Legion hosts panel discussion about veterans’ contributions to national security
Council on Foreign Relations International Affairs fellow Kate Bateman speaks during a panel discussion Sept. 25 at The American Legion National Headquarters office in Washington, D.C.

Legion hosts panel discussion about veterans’ contributions to national security

The American Legion’s National Security Division hosted a panel discussion with Spirit of America on Sept. 25 on Veterans Continuing to Serve: Harnessing the Power of American Veterans in Support of National Security.​ More than 25 veterans and civilians attended the event, held at the Legion’s National Headquarters office in Washington, D.C.

“The last two decades of conflict have revealed a requirement for whole of society approaches to our nation’s security and stability challenges,” said National Security Division Assistant Director Eric Goepel. “Given the current threat environment, it has never been more vital that we harness all aspects of national power to prevent, mitigate and resolve conflict.”

Goepel said one often-overlooked resource is the veteran community represented by The American Legion. The experiences, expertise and commitment of these servicemembers have tremendous potential when it comes to the benefit of the nation’s security.

“At the end of the day, we can’t rely on government alone to be able to take on these threats. It just simply is not realistic in this 21st century threat environment (that we live in),” said Isaac Eagan, chief operating officer for Spirit of America. “We owe it to our men and women in uniform (and those serving overseas) to give them every resource we can bring to bear as a country.”
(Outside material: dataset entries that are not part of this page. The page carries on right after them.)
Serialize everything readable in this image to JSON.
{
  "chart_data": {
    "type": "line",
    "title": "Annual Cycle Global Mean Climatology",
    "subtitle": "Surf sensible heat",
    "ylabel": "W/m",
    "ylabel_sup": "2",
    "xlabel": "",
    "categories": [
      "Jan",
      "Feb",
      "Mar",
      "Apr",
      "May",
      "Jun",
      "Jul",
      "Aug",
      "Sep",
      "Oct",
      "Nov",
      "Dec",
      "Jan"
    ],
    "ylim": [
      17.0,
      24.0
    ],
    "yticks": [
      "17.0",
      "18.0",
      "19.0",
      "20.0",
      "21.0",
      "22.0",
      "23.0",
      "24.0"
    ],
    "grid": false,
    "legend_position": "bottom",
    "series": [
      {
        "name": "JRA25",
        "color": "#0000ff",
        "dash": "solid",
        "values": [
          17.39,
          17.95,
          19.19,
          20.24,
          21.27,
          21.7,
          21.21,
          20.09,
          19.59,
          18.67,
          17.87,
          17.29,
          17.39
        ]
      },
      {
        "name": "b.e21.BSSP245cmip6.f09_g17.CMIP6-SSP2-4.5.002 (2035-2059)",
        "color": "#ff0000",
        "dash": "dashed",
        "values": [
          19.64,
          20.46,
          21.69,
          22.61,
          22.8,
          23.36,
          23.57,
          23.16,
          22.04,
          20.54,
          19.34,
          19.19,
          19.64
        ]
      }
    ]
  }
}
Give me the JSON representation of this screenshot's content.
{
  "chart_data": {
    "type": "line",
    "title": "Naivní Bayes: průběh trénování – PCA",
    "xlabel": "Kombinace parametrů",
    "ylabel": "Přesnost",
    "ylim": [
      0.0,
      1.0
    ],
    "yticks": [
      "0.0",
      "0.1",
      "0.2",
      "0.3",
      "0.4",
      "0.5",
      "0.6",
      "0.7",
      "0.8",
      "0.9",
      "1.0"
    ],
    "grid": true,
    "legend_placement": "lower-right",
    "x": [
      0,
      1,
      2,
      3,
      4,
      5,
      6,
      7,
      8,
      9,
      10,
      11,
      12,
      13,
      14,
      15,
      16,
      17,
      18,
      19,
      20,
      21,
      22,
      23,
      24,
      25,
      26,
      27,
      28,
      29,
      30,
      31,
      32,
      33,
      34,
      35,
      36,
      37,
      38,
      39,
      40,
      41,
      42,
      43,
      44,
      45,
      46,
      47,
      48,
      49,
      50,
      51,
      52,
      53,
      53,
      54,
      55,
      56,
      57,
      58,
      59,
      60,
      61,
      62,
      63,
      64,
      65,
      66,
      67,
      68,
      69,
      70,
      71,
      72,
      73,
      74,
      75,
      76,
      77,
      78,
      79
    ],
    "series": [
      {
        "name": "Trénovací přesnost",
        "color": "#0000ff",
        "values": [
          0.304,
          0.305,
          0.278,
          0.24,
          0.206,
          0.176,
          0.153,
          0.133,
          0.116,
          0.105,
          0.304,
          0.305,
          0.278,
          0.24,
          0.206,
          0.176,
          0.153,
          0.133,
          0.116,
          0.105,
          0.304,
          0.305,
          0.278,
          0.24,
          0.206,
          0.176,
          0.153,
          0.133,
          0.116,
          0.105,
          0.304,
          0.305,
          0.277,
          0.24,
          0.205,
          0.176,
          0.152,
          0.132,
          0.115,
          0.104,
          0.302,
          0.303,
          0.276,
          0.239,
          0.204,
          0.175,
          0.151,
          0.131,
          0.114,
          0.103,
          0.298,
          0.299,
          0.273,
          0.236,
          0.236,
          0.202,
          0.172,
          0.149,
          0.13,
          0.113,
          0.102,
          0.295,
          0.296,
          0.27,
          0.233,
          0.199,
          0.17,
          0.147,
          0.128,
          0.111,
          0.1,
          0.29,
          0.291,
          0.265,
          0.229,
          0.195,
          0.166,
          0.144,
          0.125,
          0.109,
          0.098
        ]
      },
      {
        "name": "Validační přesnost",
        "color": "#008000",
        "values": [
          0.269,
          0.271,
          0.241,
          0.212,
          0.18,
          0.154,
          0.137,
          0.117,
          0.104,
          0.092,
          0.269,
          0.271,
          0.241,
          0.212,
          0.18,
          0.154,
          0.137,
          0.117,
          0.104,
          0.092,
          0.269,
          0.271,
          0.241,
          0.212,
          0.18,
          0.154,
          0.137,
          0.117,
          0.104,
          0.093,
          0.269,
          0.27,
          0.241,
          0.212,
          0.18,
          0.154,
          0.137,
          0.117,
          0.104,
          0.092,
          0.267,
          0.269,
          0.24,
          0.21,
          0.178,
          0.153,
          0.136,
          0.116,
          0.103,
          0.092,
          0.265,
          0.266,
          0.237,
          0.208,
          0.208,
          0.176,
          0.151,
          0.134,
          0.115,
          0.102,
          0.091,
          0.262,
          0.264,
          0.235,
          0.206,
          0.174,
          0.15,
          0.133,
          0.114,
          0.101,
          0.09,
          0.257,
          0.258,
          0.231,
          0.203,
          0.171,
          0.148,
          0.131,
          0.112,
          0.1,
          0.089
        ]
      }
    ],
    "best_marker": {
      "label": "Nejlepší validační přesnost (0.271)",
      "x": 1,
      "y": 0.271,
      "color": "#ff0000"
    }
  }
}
Spirit of America, a privately-funded nonprofit charity founded in 2003, offers patriotic assistance to troops and diplomats in support of their missions abroad. The organization is dedicated to providing resources that are beneficial to the nation’s safety and success at-large.

“I think there are two real clear benefits that maybe we all think about every day,” Eagan said. “Number one is providing a way to really tap into the resource (that unlocks) the potential of our veteran community, especially veterans from this newest generation of soldiers who are just taking off their uniform. They want to go and continue to serve – they understand the capabilities, the expertise and the resources that they bring to bear as veterans. They don’t want to step away from the mission entirely.”

Through a groundbreaking partnership with the U.S. military, Eagan said Spirit of America’s all-veteran field team works alongside deployed American troops to provide private-sector resources and know-how that support their missions. Once a critical need that can’t be met by the government is identified, Spirit of America seeks donations from American citizens so it can provide fast and flexible support.

“I think giving American citizens a way to directly engage, making them a partner in this (effort) and making them feel as if they have a true sense of agency in supporting our missions abroad is a very, very powerful resource,” he said. “Fundamentally, having a more engaged, more informed, and more educated citizenry makes for a far better-run country.”

When it comes to harnessing the power of veterans in national security, Goepel said Spirit of America is a prime example of citizens working together to bring the nation’s strength to bear.

“Far too often debates about the proper role of the United States in the world are boiled down to clichés,” said Kate Bateman, a visiting fellow at the Center for a New American Security/Council on Foreign Relations International Affairs. “Military operations are critical but we also need front-line civilians, diplomats, development workers, lawyers, police trainers and others who can work with local people and can tackle the root causes of conflict and instability. We need them to make it less likely that our troops need to deploy.”

For Bateman, dealing with long-term security challenges in the United States must involve a civil-military approach. Veterans can play a major role in helping other Americans better understand what threats face the nation and the tools needed to resolve them, she said.

“We’ve spent more than 16 years largely focused on mowing the grass. It is about time that we pay more attention to the soil,” said Bateman, a former official at the U.S. Department of State and Department of Defense. “Even if the U.S. had unlimited resources, many of the changes that must happen, that will make us safer, cannot be made by us. We alone cannot make (everlasting) change in another society; only the citizens of that country can make such change. Chances are the United States is going to keep trying to improve governance and security in other countries. Our track record is merely not great, but we made these efforts because we need other countries to be able to secure themselves so they don’t harbor threats to us.”

Having supported U.S. personnel in 51 countries, Spirit of America has completed more than 770 projects, including countering ISIS in northern Iraq. The organization has an open request for identification of local needs – personnel serving abroad are encouraged to email that information to staff@spiritofamerica.org.

“Spirit of America and the things that they represent is one aspect of what is different today. We need to have things like Spirit of America that tie the American people to this contemporary threat environment that we’re operating in,” said Retired Army Lt. Gen. Charles Cleveland, former commander of the U.S. Army Special Operations Command. “We know, in our core, that everyone should experience the freedoms that we have. I think we’re in a special place and that’s how we need to take a look at it going forward.”